The verb "å savne" would usually translate to "to miss", but the meaning of the latter which pertains to loss seems too dominant for "have missed" to feel right as the rendering of "har savnet" here; though a slightly loose translation, I have chosen "been absent from" instead to avoid the ambiguity.
There is no exact equivalent in English to "helst", which is a superlative form of "gladly" or "rather". The most direct translation might be to "preferably", but this feels cumbersome, and too weak, here.

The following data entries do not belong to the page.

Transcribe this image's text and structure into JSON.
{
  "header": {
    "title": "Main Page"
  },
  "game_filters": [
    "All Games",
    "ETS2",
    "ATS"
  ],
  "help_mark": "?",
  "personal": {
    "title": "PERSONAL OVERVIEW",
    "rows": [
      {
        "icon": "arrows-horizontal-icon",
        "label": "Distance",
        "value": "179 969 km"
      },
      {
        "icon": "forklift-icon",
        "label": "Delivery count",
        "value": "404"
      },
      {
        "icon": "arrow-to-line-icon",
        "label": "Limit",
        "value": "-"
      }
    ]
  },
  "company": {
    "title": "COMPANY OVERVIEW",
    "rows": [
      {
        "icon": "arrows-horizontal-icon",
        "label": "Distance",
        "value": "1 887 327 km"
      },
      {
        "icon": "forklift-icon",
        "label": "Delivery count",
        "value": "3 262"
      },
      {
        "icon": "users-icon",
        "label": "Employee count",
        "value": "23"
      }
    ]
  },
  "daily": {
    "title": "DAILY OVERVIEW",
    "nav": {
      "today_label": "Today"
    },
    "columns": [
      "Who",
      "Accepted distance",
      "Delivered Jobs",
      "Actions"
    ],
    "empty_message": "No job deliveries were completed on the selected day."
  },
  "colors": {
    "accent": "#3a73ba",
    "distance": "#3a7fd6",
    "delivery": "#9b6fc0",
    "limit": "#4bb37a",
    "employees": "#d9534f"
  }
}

Better are, for example, "if possible" or "if they can", but there are numerous possibilities in this looser vein.
I prefer "given the choice" because it feels right rhythmically to me, at the same time as closely reflecting the original in being in passive voice, but possessing a certain energy, and having an implicit sense of will.
Their are various possible ways to translate "uslitelig", such as to "unflagging" or "tireless", but "indefatigable" is closest etymologically to the original, which literally would be something like "un-tired out-able", i.e. "not able to be tired out", and seems to me to work well for that reason here.
In the original Norwegian, "ensomheter" is the plural form of "loneliness". This plural form is natural in Norwegian, and not at all uncommon, but in English is not really possible: "lonelinesses" feels awkward and contrived, whilst a more circumlocutory rendering would require an additional noun, the choice of which would I feel be too much of a departure from the original.
I feel that the poetry of the original is still present in the simple and natural singular rendering in English, and thus I prefer it.
In the same line, one could render "havet" either as "the sea" or "the ocean", but I feel that the earthier translation to "the sea" works better poetically here.
The poem is originally from «Dissonans» ("Dissonance") from 1968, which can be viewed at the Norwegian National Library's site: «Sjøfolkene» is on page 17 of the original text (10-11 of the online text). It also appears in the collection «De store strendenes samtale» ("The great shores' conversation"), which can be viewed at the same site: «Sjøfolkene» is on page 29 of the original text (30-31 of the online text).